Open and public source code for vote tally software, according to Marriott, is one way to build more trust in the software’s validity because anyone who has an interest can assess the vulnerabilities or bugs. This could lead to quicker fixes in the system, he suggests.

Without a centralized form of identification in the U.S., authentication of voters still poses a problem. Marriott recommends an asymmetric PIN combination for authentication.

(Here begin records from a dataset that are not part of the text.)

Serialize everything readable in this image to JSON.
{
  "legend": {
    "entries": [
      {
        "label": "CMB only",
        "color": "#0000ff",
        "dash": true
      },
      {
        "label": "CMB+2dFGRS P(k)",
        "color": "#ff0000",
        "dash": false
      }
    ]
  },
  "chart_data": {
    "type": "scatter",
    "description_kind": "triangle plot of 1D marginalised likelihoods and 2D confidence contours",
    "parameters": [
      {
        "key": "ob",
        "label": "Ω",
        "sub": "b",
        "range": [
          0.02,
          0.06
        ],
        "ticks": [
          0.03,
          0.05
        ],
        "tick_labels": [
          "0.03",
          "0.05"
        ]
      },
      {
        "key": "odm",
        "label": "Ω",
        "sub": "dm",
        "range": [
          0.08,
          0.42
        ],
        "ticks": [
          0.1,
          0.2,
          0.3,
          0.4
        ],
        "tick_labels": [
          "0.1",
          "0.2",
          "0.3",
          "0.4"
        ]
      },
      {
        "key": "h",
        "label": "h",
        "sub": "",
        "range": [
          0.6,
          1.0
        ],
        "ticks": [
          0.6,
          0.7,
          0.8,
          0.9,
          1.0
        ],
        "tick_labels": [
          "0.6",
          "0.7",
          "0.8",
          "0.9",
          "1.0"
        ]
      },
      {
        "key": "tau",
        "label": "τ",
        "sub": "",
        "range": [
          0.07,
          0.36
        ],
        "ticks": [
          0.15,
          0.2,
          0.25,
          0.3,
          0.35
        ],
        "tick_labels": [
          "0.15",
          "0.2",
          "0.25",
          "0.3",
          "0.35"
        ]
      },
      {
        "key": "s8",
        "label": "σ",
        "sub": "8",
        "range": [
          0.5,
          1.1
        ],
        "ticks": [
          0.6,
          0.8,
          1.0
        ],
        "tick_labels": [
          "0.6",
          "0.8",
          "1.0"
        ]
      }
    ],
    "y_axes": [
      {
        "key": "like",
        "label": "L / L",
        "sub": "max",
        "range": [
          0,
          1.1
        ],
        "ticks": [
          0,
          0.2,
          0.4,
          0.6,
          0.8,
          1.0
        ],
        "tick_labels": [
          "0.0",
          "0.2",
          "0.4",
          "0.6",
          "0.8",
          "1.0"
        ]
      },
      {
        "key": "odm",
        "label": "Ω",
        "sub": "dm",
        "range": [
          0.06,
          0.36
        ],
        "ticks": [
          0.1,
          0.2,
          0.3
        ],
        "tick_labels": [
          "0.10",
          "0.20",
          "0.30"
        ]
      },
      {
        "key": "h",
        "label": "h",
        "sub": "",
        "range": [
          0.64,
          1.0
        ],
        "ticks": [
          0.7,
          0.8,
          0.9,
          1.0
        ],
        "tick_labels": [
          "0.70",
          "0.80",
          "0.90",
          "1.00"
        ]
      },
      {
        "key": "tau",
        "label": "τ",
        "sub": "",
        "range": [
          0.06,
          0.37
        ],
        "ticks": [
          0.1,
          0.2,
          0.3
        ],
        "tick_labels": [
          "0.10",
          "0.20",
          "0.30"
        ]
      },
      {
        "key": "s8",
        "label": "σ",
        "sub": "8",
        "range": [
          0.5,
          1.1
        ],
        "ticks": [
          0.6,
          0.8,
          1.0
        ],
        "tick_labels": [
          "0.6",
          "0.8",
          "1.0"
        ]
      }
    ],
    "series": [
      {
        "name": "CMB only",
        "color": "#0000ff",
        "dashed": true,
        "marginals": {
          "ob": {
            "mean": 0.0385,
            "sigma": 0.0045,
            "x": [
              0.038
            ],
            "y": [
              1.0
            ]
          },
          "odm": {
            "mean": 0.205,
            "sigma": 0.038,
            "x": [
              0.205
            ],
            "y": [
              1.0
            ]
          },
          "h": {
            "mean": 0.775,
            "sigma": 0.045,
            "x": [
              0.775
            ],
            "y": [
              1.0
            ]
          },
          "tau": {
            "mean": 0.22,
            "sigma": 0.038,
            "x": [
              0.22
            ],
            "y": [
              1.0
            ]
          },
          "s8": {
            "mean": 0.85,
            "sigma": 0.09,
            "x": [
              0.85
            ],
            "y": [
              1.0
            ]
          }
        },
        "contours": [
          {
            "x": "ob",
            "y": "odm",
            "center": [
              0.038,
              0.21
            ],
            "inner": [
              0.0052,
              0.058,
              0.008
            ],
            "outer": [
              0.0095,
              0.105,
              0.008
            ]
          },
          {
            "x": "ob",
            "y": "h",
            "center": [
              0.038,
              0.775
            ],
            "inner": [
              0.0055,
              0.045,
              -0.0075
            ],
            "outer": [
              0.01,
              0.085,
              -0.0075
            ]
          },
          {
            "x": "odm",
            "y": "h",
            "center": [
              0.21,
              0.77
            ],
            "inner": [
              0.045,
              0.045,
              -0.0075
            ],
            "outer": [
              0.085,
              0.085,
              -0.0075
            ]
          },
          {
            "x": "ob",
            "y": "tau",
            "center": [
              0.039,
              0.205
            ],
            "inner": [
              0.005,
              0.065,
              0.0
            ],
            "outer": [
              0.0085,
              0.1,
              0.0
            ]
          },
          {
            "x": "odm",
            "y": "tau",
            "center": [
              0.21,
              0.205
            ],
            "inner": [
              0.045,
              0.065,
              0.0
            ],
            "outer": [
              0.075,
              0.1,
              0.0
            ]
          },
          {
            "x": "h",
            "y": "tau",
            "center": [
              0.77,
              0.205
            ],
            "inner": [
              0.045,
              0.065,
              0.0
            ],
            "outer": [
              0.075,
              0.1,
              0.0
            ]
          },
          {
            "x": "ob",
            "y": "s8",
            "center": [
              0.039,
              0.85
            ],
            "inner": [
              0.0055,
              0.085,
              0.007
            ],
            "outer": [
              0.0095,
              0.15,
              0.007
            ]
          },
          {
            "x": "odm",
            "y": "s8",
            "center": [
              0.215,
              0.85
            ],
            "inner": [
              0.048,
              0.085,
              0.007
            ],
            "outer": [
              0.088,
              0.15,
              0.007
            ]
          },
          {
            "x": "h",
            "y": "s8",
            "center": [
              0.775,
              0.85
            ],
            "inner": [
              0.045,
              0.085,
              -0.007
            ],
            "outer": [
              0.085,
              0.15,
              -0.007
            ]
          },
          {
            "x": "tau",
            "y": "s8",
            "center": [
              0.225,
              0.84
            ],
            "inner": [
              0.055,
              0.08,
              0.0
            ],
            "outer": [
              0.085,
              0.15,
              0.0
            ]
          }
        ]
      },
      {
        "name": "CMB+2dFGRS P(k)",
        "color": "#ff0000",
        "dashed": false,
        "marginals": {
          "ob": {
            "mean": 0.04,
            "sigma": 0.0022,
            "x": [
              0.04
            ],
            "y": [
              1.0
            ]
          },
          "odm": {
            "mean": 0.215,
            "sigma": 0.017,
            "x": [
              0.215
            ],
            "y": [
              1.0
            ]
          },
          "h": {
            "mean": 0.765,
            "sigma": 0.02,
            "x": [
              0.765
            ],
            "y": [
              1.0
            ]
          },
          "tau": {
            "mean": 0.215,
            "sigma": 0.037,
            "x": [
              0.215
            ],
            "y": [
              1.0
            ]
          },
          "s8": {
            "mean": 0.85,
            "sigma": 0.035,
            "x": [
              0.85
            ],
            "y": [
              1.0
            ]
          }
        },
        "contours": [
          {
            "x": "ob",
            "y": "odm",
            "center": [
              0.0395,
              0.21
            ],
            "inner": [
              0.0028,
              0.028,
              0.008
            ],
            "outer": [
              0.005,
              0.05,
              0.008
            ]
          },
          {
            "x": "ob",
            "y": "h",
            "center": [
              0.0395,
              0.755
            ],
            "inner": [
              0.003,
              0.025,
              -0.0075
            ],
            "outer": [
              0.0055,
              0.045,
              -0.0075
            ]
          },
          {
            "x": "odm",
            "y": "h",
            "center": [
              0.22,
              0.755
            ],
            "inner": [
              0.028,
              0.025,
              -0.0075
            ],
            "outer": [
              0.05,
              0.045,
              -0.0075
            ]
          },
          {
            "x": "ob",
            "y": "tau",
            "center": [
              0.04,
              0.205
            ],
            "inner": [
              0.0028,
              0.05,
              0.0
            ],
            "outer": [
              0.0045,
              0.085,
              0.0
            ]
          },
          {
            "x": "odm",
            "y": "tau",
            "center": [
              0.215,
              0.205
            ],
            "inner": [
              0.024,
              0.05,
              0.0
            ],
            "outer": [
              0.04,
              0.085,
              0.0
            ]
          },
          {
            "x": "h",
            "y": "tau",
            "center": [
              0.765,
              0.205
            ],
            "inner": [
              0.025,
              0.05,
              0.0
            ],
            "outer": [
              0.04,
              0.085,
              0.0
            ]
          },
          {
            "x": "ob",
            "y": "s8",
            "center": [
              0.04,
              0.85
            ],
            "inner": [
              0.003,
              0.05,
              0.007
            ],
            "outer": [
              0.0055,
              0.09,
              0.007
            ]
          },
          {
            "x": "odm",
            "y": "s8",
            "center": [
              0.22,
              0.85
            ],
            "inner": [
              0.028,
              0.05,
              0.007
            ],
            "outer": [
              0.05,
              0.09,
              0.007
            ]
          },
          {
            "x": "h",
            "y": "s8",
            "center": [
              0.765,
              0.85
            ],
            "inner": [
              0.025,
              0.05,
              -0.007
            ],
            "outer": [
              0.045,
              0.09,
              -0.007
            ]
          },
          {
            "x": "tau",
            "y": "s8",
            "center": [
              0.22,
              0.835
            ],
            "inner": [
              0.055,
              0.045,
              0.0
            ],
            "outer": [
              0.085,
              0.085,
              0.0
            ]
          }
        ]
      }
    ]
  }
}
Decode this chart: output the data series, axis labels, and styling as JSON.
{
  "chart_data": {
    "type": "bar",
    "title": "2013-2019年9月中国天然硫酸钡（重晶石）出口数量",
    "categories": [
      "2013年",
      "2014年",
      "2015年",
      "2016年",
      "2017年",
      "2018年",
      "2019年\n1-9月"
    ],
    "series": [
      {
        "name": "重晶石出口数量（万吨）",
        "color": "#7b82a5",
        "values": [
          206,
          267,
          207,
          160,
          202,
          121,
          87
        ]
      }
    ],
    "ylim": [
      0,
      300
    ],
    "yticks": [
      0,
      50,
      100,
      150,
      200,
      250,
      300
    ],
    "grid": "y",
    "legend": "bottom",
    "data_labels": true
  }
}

Voters would create a PIN when they register to vote and a second system-generated PIN would be mailed to them.

“The voter can only vote if both PINS are entered correctly,” he says.

Marriott becomes animated when he considers all the possible safeguards for voting in the U.S. If there’s another challenging election this fall, he predicts it could be the impetus for big changes. His Capstone project, combined with his career in information risk management, now has him pondering a Ph.D. focused on information security and privacy.

King County’s Huennekens, who attended Marriott’s Capstone presentation, commends his work on the project.

“I think Bill did an excellent job with his research, and on the project as a whole. He did not let preconceived notions regarding the application of voting technology blind his work. He went about his work with an open mind and came to a solid understanding of voting technology not common for someone who does not work in the field,” Huennekens says.

Marriott recognizes trust is a common thread not only in voting technology and elections but also on the Internet. He describes the research of Bill Dutton, director of the Oxford Internet Institute and professor of Internet Studies at the University of Oxford, who suggests everything about the Internet is trust-based, whether it involves a job application, a credit-card purchase, a vote or any other transaction.

“I believe the future of voting is going to be on the Internet,” Marriott says. “Not this year, not next, but we’ll get there and it’ll be interesting to see how we roll it out. The issue is how do you ensure each voter trusts the system used to count votes?”